Comecei a parar pra comprar doce pra levar para casa ou até a sair de casa somente para comprar doce. Pra piorar, na filha da puta da última escola que eu trabalhei (digo isso com todo meu amor e carinho rs) só tinha gente maravilhosa fazendo e levando quitutes para serem compartilhados. Claro, vamos todos usar juntos, ninguém quer ser viciado sozinho, não é mesmo!?
Depois de um tempo me espantei ao perceber no espelho as diferenças no meu corpo, de quando me casei e agora. Entrei em choque! Como uma boa Cinderela com Complexo de Perfeição eu podia dizer que algumas celulites estavam, no mínimo, no lugar errado.
Declarei guerra ao açúcar, tendo vivido intensas batalhas de amor e ódio nos últimos quatros anos, as quais eu acreditei terem chegado ao fim, quando na minha primeira resolução de ano novo tivemos uma abrupta decisão de separação – eu e ele.
Não, não era mais somente pelo meu corpo, era pela minha mente também. Quanto mais açúcar, mais eu penso, mais agitada eu fico, menos eu durmo e mais merda eu faço. Então eu pensei que, embora ainda esteja aprendendo a lidar com as minhas emoções, agora eu já consigo reconhecê-las, o que me dá uma vantagem enorme na vitória contra esse meu inimigo.
E assim eu o fiz. Depois da passagem do ano segui sem ele, disciplinadamente, como já havia feito outras vezes.
Quando então, numa noite de intensa ansiedade propiciada pelo meu inferno astral, eu sucumbi aos deleites do meu inimigo. Mas pera, vamo lá! Não foi como vocês estão pensando, não foi assim descontroladamente. Eu sabia da minha ansiedade e pensei \”abro a lata de leite condensado que sobrou do Natal para curtir esse filminho e dar uma relaxada ou não?\”. Decidi por abrir. E apesar de ter sido uma decisão consciente e não ter comido nem metade (o que é um grande feito!) me senti um pouco culpada.
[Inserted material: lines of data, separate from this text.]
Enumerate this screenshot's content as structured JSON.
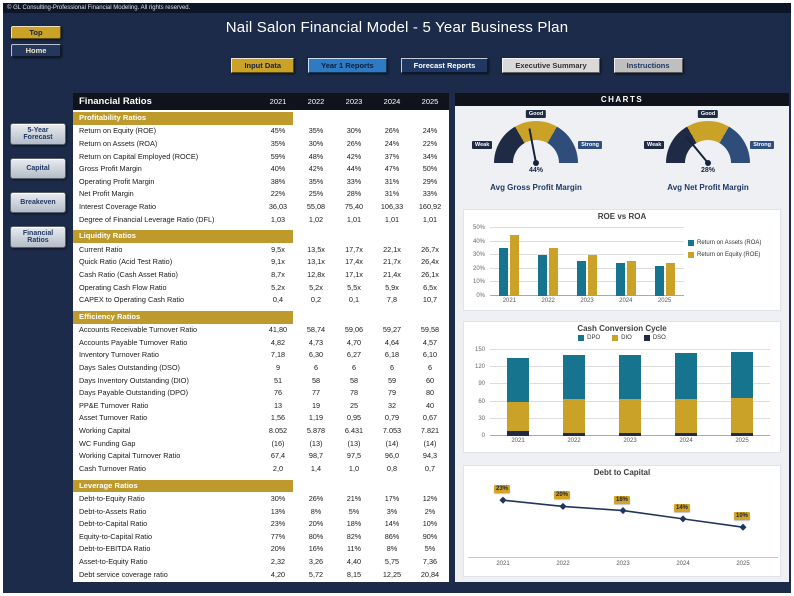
{
  "header": {
    "copyright": "© GL Consulting-Professional Financial Modeling. All rights reserved.",
    "title": "Nail Salon Financial Model - 5 Year Business Plan",
    "top_button": "Top",
    "home_button": "Home"
  },
  "tabs": [
    {
      "label": "Input Data"
    },
    {
      "label": "Year 1 Reports"
    },
    {
      "label": "Forecast Reports"
    },
    {
      "label": "Executive Summary"
    },
    {
      "label": "Instructions"
    }
  ],
  "sidebar": [
    {
      "label": "5-Year Forecast"
    },
    {
      "label": "Capital"
    },
    {
      "label": "Breakeven"
    },
    {
      "label": "Financial Ratios"
    }
  ],
  "table": {
    "title": "Financial Ratios",
    "years": [
      "2021",
      "2022",
      "2023",
      "2024",
      "2025"
    ],
    "sections": [
      {
        "name": "Profitability Ratios",
        "rows": [
          {
            "label": "Return on Equity (ROE)",
            "values": [
              "45%",
              "35%",
              "30%",
              "26%",
              "24%"
            ]
          },
          {
            "label": "Return on Assets (ROA)",
            "values": [
              "35%",
              "30%",
              "26%",
              "24%",
              "22%"
            ]
          },
          {
            "label": "Return on Capital Employed (ROCE)",
            "values": [
              "59%",
              "48%",
              "42%",
              "37%",
              "34%"
            ]
          },
          {
            "label": "Gross Profit Margin",
            "values": [
              "40%",
              "42%",
              "44%",
              "47%",
              "50%"
            ]
          },
          {
            "label": "Operating Profit Margin",
            "values": [
              "38%",
              "35%",
              "33%",
              "31%",
              "29%"
            ]
          },
          {
            "label": "Net Profit Margin",
            "values": [
              "22%",
              "25%",
              "28%",
              "31%",
              "33%"
            ]
          },
          {
            "label": "Interest Coverage Ratio",
            "values": [
              "36,03",
              "55,08",
              "75,40",
              "106,33",
              "160,92"
            ]
          },
          {
            "label": "Degree of Financial Leverage Ratio (DFL)",
            "values": [
              "1,03",
              "1,02",
              "1,01",
              "1,01",
              "1,01"
            ]
          }
        ]
      },
      {
        "name": "Liquidity Ratios",
        "rows": [
          {
            "label": "Current Ratio",
            "values": [
              "9,5x",
              "13,5x",
              "17,7x",
              "22,1x",
              "26,7x"
            ]
          },
          {
            "label": "Quick Ratio (Acid Test Ratio)",
            "values": [
              "9,1x",
              "13,1x",
              "17,4x",
              "21,7x",
              "26,4x"
            ]
          },
          {
            "label": "Cash Ratio (Cash Asset Ratio)",
            "values": [
              "8,7x",
              "12,8x",
              "17,1x",
              "21,4x",
              "26,1x"
            ]
          },
          {
            "label": "Operating Cash Flow Ratio",
            "values": [
              "5,2x",
              "5,2x",
              "5,5x",
              "5,9x",
              "6,5x"
            ]
          },
          {
            "label": "CAPEX to Operating Cash Ratio",
            "values": [
              "0,4",
              "0,2",
              "0,1",
              "7,8",
              "10,7"
            ]
          }
        ]
      },
      {
        "name": "Efficiency Ratios",
        "rows": [
          {
            "label": "Accounts Receivable Turnover Ratio",
            "values": [
              "41,80",
              "58,74",
              "59,06",
              "59,27",
              "59,58"
            ]
          },
          {
            "label": "Accounts Payable Turnover Ratio",
            "values": [
              "4,82",
              "4,73",
              "4,70",
              "4,64",
              "4,57"
            ]
          },
          {
            "label": "Inventory Turnover Ratio",
            "values": [
              "7,18",
              "6,30",
              "6,27",
              "6,18",
              "6,10"
            ]
          },
          {
            "label": "Days Sales Outstanding (DSO)",
            "values": [
              "9",
              "6",
              "6",
              "6",
              "6"
            ]
          },
          {
            "label": "Days Inventory Outstanding (DIO)",
            "values": [
              "51",
              "58",
              "58",
              "59",
              "60"
            ]
          },
          {
            "label": "Days Payable Outstanding (DPO)",
            "values": [
              "76",
              "77",
              "78",
              "79",
              "80"
            ]
          },
          {
            "label": "PP&E Turnover Ratio",
            "values": [
              "13",
              "19",
              "25",
              "32",
              "40"
            ]
          },
          {
            "label": "Asset Turnover Ratio",
            "values": [
              "1,56",
              "1,19",
              "0,95",
              "0,79",
              "0,67"
            ]
          },
          {
            "label": "Working Capital",
            "values": [
              "8.052",
              "5.878",
              "6.431",
              "7.053",
              "7.821"
            ]
          },
          {
            "label": "WC Funding Gap",
            "values": [
              "(16)",
              "(13)",
              "(13)",
              "(14)",
              "(14)"
            ]
          },
          {
            "label": "Working Capital Turnover Ratio",
            "values": [
              "67,4",
              "98,7",
              "97,5",
              "96,0",
              "94,3"
            ]
          },
          {
            "label": "Cash Turnover Ratio",
            "values": [
              "2,0",
              "1,4",
              "1,0",
              "0,8",
              "0,7"
            ]
          }
        ]
      },
      {
        "name": "Leverage Ratios",
        "rows": [
          {
            "label": "Debt-to-Equity Ratio",
            "values": [
              "30%",
              "26%",
              "21%",
              "17%",
              "12%"
            ]
          },
          {
            "label": "Debt-to-Assets Ratio",
            "values": [
              "13%",
              "8%",
              "5%",
              "3%",
              "2%"
            ]
          },
          {
            "label": "Debt-to-Capital Ratio",
            "values": [
              "23%",
              "20%",
              "18%",
              "14%",
              "10%"
            ]
          },
          {
            "label": "Equity-to-Capital Ratio",
            "values": [
              "77%",
              "80%",
              "82%",
              "86%",
              "90%"
            ]
          },
          {
            "label": "Debt-to-EBITDA Ratio",
            "values": [
              "20%",
              "16%",
              "11%",
              "8%",
              "5%"
            ]
          },
          {
            "label": "Asset-to-Equity Ratio",
            "values": [
              "2,32",
              "3,26",
              "4,40",
              "5,75",
              "7,36"
            ]
          },
          {
            "label": "Debt service coverage ratio",
            "values": [
              "4,20",
              "5,72",
              "8,15",
              "12,25",
              "20,84"
            ]
          }
        ]
      }
    ]
  },
  "charts": {
    "panel_title": "CHARTS",
    "gauges": [
      {
        "title": "Avg Gross Profit Margin",
        "value": "44%",
        "value_pct": 44,
        "labels": [
          "Weak",
          "Good",
          "Strong"
        ]
      },
      {
        "title": "Avg Net Profit Margin",
        "value": "28%",
        "value_pct": 28,
        "labels": [
          "Weak",
          "Good",
          "Strong"
        ]
      }
    ]
  },
  "chart_data": [
    {
      "type": "bar",
      "title": "ROE vs ROA",
      "categories": [
        "2021",
        "2022",
        "2023",
        "2024",
        "2025"
      ],
      "series": [
        {
          "name": "Return on Assets (ROA)",
          "color": "#17748f",
          "values": [
            35,
            30,
            26,
            24,
            22
          ]
        },
        {
          "name": "Return on Equity (ROE)",
          "color": "#c9a227",
          "values": [
            45,
            35,
            30,
            26,
            24
          ]
        }
      ],
      "ylim": [
        0,
        50
      ],
      "yticks": [
        "0%",
        "10%",
        "20%",
        "30%",
        "40%",
        "50%"
      ],
      "legend_position": "right",
      "grid": true
    },
    {
      "type": "bar",
      "stacked": true,
      "title": "Cash Conversion Cycle",
      "categories": [
        "2021",
        "2022",
        "2023",
        "2024",
        "2025"
      ],
      "series": [
        {
          "name": "DSO",
          "color": "#1f2a44",
          "values": [
            9,
            6,
            6,
            6,
            6
          ]
        },
        {
          "name": "DIO",
          "color": "#c9a227",
          "values": [
            51,
            58,
            58,
            59,
            60
          ]
        },
        {
          "name": "DPO",
          "color": "#17748f",
          "values": [
            76,
            77,
            78,
            79,
            80
          ]
        }
      ],
      "legend": [
        "DPO",
        "DIO",
        "DSO"
      ],
      "ylim": [
        0,
        150
      ],
      "yticks": [
        "0",
        "30",
        "60",
        "90",
        "120",
        "150"
      ],
      "legend_position": "top",
      "grid": true
    },
    {
      "type": "line",
      "title": "Debt to Capital",
      "categories": [
        "2021",
        "2022",
        "2023",
        "2024",
        "2025"
      ],
      "values": [
        23,
        20,
        18,
        14,
        10
      ],
      "labels": [
        "23%",
        "20%",
        "18%",
        "14%",
        "10%"
      ],
      "ylim": [
        0,
        25
      ],
      "color": "#20355e",
      "grid": false
    }
  ]
}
Mas sabia que no dia seguinte poderia começar tudo de novo, com toda a minha disciplina.
E é então que a vida mostra que você não pode fugir de quem realmente é.
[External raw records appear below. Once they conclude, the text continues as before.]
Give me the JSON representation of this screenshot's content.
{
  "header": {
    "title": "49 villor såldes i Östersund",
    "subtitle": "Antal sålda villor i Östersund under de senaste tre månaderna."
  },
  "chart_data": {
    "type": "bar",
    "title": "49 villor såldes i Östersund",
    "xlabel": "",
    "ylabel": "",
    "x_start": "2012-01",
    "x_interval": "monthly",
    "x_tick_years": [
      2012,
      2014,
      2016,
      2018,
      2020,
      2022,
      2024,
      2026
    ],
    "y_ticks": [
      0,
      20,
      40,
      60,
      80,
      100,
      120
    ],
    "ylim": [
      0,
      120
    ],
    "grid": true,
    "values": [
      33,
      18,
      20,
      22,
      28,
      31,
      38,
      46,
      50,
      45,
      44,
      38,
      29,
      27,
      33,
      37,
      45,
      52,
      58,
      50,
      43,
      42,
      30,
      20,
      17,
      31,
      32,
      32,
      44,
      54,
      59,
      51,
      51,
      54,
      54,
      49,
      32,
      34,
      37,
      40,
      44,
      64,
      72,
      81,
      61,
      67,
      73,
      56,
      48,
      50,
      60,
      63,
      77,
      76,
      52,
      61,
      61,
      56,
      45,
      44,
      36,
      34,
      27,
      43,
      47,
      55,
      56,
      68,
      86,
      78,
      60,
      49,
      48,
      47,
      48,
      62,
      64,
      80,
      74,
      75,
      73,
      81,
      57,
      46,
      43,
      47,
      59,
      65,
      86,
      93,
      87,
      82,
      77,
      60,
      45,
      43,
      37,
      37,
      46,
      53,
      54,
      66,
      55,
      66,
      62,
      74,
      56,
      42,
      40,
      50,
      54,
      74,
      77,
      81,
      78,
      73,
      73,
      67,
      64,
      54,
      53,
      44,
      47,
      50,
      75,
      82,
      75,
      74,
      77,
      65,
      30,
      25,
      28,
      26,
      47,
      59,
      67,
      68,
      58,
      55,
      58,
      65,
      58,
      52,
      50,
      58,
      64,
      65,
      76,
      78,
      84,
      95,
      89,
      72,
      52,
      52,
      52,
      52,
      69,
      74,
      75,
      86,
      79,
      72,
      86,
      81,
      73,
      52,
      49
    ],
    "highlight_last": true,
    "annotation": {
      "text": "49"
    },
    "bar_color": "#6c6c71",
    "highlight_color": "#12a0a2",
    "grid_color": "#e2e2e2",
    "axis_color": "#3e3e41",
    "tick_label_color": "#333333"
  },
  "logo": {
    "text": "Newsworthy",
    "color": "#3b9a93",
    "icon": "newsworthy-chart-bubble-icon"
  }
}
No dia seguinte eu tinha uma festa e ao final tive que trazer uns 12 pedaços de bolo de chocolate que sobraram pra casa. Sim, eu tive, porque se tem algo que vovó me ensinou muito bem foi a não desperdiçar comida, não importa que ela seja feita de açúcar. No outro dia fui assistir filme na casa de uma amiga. Mal sentei ela já falou \”amiga, tem uma lata de leite condensado, só pra avisar rs\”. E no dia depois desse uma outra amiga me liga e diz \”tá em casa? Tô passando aí pra deixar um arroz doce que eu fiz pra você, mas eu fiz com pouco açúcar porque sei que você não gosta.\”.
Oi? Eu não gosto? Eu amo essa porra! Não consigo viver longe dele e nem ele de mim. Dá até tristeza de ver a cara dos brownies trazidos do trabalho pelo meu roommate me encarando em cima da mesa, sabendo que eu os quero e eu saindo da cozinha sem pegar nem um pedacinho. Isso é mais lamentável do que ver algumas gordurinhas mal localizadas. É também lamentável ser a visita chata que não come o bolo feito com todo carinho pela amiga. E mais lamentável ainda é ficar comparando o meu corpo com o de outras pessoas. Isso sim é triste!
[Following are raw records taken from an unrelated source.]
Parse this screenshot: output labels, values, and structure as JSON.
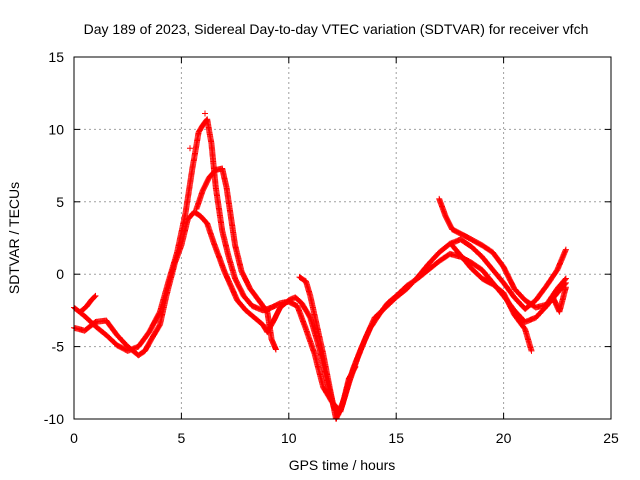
{
  "chart_data": {
    "type": "scatter",
    "title": "Day 189 of 2023, Sidereal Day-to-day VTEC variation (SDTVAR) for receiver vfch",
    "xlabel": "GPS time / hours",
    "ylabel": "SDTVAR / TECUs",
    "xlim": [
      0,
      25
    ],
    "ylim": [
      -10,
      15
    ],
    "xticks": [
      "0",
      "5",
      "10",
      "15",
      "20",
      "25"
    ],
    "yticks": [
      "-10",
      "-5",
      "0",
      "5",
      "10",
      "15"
    ],
    "grid": true,
    "marker": "+",
    "color": "#ff0000",
    "series": [
      {
        "name": "track-a",
        "points": [
          [
            0.0,
            -3.7
          ],
          [
            0.5,
            -3.9
          ],
          [
            1.0,
            -3.3
          ],
          [
            1.5,
            -3.2
          ],
          [
            2.0,
            -4.2
          ],
          [
            2.5,
            -5.0
          ],
          [
            3.0,
            -5.6
          ],
          [
            3.3,
            -5.3
          ],
          [
            3.6,
            -4.5
          ],
          [
            4.0,
            -3.5
          ],
          [
            4.3,
            -1.5
          ],
          [
            4.7,
            0.8
          ],
          [
            5.0,
            2.0
          ],
          [
            5.3,
            3.8
          ],
          [
            5.6,
            4.3
          ],
          [
            5.9,
            4.0
          ],
          [
            6.2,
            3.5
          ],
          [
            6.5,
            2.2
          ],
          [
            6.8,
            1.0
          ],
          [
            7.0,
            0.2
          ],
          [
            7.3,
            -0.8
          ],
          [
            7.6,
            -1.8
          ],
          [
            8.0,
            -2.5
          ],
          [
            8.4,
            -3.0
          ],
          [
            8.8,
            -3.5
          ],
          [
            9.0,
            -4.0
          ],
          [
            9.3,
            -3.2
          ],
          [
            9.6,
            -2.3
          ],
          [
            10.0,
            -1.8
          ],
          [
            10.3,
            -1.6
          ],
          [
            10.6,
            -2.0
          ],
          [
            11.0,
            -3.0
          ],
          [
            11.4,
            -5.0
          ],
          [
            11.8,
            -7.5
          ],
          [
            12.1,
            -9.2
          ],
          [
            12.3,
            -9.7
          ],
          [
            12.6,
            -8.5
          ],
          [
            13.0,
            -6.5
          ],
          [
            13.4,
            -5.0
          ],
          [
            13.8,
            -3.7
          ],
          [
            14.2,
            -2.8
          ],
          [
            14.6,
            -2.0
          ],
          [
            15.0,
            -1.5
          ],
          [
            15.5,
            -0.8
          ],
          [
            16.0,
            -0.3
          ],
          [
            16.5,
            0.3
          ],
          [
            17.0,
            0.9
          ],
          [
            17.5,
            1.4
          ],
          [
            18.0,
            1.2
          ],
          [
            18.5,
            0.8
          ],
          [
            19.0,
            0.3
          ],
          [
            19.5,
            -0.6
          ],
          [
            20.0,
            -1.5
          ],
          [
            20.5,
            -2.5
          ],
          [
            21.0,
            -3.3
          ],
          [
            21.5,
            -3.0
          ],
          [
            22.0,
            -2.2
          ],
          [
            22.5,
            -1.3
          ],
          [
            22.9,
            -0.6
          ]
        ]
      },
      {
        "name": "track-b",
        "points": [
          [
            0.0,
            -2.3
          ],
          [
            0.5,
            -2.9
          ],
          [
            1.0,
            -3.6
          ],
          [
            1.5,
            -4.2
          ],
          [
            2.0,
            -4.9
          ],
          [
            2.5,
            -5.3
          ],
          [
            3.0,
            -5.0
          ],
          [
            3.5,
            -4.0
          ],
          [
            4.0,
            -2.6
          ],
          [
            4.4,
            -0.5
          ],
          [
            4.8,
            1.5
          ],
          [
            5.2,
            4.3
          ],
          [
            5.5,
            7.2
          ],
          [
            5.8,
            9.8
          ],
          [
            6.0,
            10.3
          ],
          [
            6.2,
            10.7
          ],
          [
            6.4,
            9.0
          ],
          [
            6.6,
            6.0
          ],
          [
            6.9,
            3.0
          ],
          [
            7.2,
            1.2
          ],
          [
            7.5,
            -0.3
          ],
          [
            7.9,
            -1.5
          ],
          [
            8.3,
            -2.2
          ],
          [
            8.8,
            -2.5
          ],
          [
            9.2,
            -2.3
          ],
          [
            9.6,
            -2.0
          ],
          [
            10.0,
            -1.9
          ],
          [
            10.4,
            -2.2
          ],
          [
            10.8,
            -3.8
          ],
          [
            11.2,
            -5.5
          ],
          [
            11.6,
            -7.8
          ],
          [
            12.0,
            -8.8
          ],
          [
            12.4,
            -9.5
          ],
          [
            12.8,
            -7.5
          ],
          [
            13.2,
            -5.8
          ],
          [
            13.6,
            -4.3
          ],
          [
            14.0,
            -3.0
          ],
          [
            14.5,
            -2.3
          ],
          [
            15.0,
            -1.6
          ],
          [
            15.5,
            -1.0
          ],
          [
            16.0,
            -0.2
          ],
          [
            16.5,
            0.7
          ],
          [
            17.0,
            1.5
          ],
          [
            17.5,
            2.1
          ],
          [
            18.0,
            2.4
          ],
          [
            18.5,
            1.9
          ],
          [
            19.0,
            1.2
          ],
          [
            19.5,
            0.3
          ],
          [
            20.0,
            -0.6
          ],
          [
            20.5,
            -1.6
          ],
          [
            21.0,
            -2.4
          ],
          [
            21.5,
            -1.8
          ],
          [
            22.0,
            -0.8
          ],
          [
            22.5,
            0.3
          ],
          [
            22.9,
            1.7
          ]
        ]
      },
      {
        "name": "track-c",
        "points": [
          [
            5.7,
            4.5
          ],
          [
            6.0,
            5.8
          ],
          [
            6.3,
            6.7
          ],
          [
            6.6,
            7.2
          ],
          [
            6.9,
            7.3
          ],
          [
            7.1,
            6.0
          ],
          [
            7.3,
            4.0
          ],
          [
            7.5,
            2.0
          ],
          [
            7.8,
            0.2
          ],
          [
            8.2,
            -1.0
          ],
          [
            8.6,
            -1.8
          ],
          [
            9.0,
            -2.6
          ],
          [
            9.2,
            -4.5
          ],
          [
            9.4,
            -5.2
          ]
        ]
      },
      {
        "name": "track-d",
        "points": [
          [
            10.5,
            -0.2
          ],
          [
            10.8,
            -0.5
          ],
          [
            11.0,
            -1.5
          ],
          [
            11.3,
            -3.5
          ],
          [
            11.6,
            -5.5
          ],
          [
            11.9,
            -7.8
          ],
          [
            12.2,
            -10.0
          ],
          [
            12.5,
            -9.0
          ],
          [
            12.8,
            -7.2
          ],
          [
            13.1,
            -6.4
          ]
        ]
      },
      {
        "name": "track-e",
        "points": [
          [
            17.6,
            2.0
          ],
          [
            18.0,
            1.3
          ],
          [
            18.5,
            0.4
          ],
          [
            19.0,
            -0.3
          ],
          [
            19.5,
            -0.7
          ],
          [
            20.0,
            -1.3
          ],
          [
            20.5,
            -2.8
          ],
          [
            21.0,
            -3.8
          ],
          [
            21.3,
            -5.3
          ]
        ]
      },
      {
        "name": "track-f",
        "points": [
          [
            17.0,
            5.2
          ],
          [
            17.3,
            4.0
          ],
          [
            17.6,
            3.1
          ],
          [
            18.0,
            2.8
          ],
          [
            18.5,
            2.4
          ],
          [
            19.0,
            2.0
          ],
          [
            19.5,
            1.5
          ],
          [
            20.0,
            0.5
          ],
          [
            20.5,
            -1.0
          ],
          [
            21.0,
            -1.8
          ],
          [
            21.5,
            -2.3
          ],
          [
            22.0,
            -2.1
          ],
          [
            22.5,
            -1.0
          ],
          [
            22.9,
            -0.3
          ]
        ]
      },
      {
        "name": "track-g",
        "points": [
          [
            0.3,
            -2.6
          ],
          [
            0.6,
            -2.2
          ],
          [
            0.8,
            -1.8
          ],
          [
            1.0,
            -1.5
          ]
        ]
      },
      {
        "name": "track-h",
        "points": [
          [
            22.3,
            -1.6
          ],
          [
            22.6,
            -2.6
          ],
          [
            22.9,
            -0.9
          ]
        ]
      },
      {
        "name": "stray",
        "points": [
          [
            5.4,
            8.7
          ],
          [
            6.1,
            11.1
          ]
        ]
      }
    ]
  }
}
Não estou ignorando o mal que ele é capaz de fazer, mas é muito pior os efeitos da comilança desembestada fruto de uma abstinência do que o consumo normal ao qual estava acostumada antes de me perder entre o mundo das emoções descontroladas e do estereótipo de beleza fitness cada vez mais exigido pela mídia. E afinal de contas, aquela academia também tem que servir para alguma coisa além de me dar músculos para sustentar um esqueleto com mais 30!
Depois de perceber tudo isso resolvi reatar e assumir o nosso romance, parando de enxergar o açúcar  como meu inimigo, com grandes esperanças de que possamos respeitar os nossos espaços e nos apreciemos como antes, socialmente, de vez em quando, em momentos de lazer e tentando evitar os encontros noturnos para que eu possa ter uma tranquila noite de sono. E quando o espelho quiser me dizer para largá-lo, como uma boa aquariana do contra que sou, vou olhar bem na cara dele e dizer: quem manda nessa porra sou eu!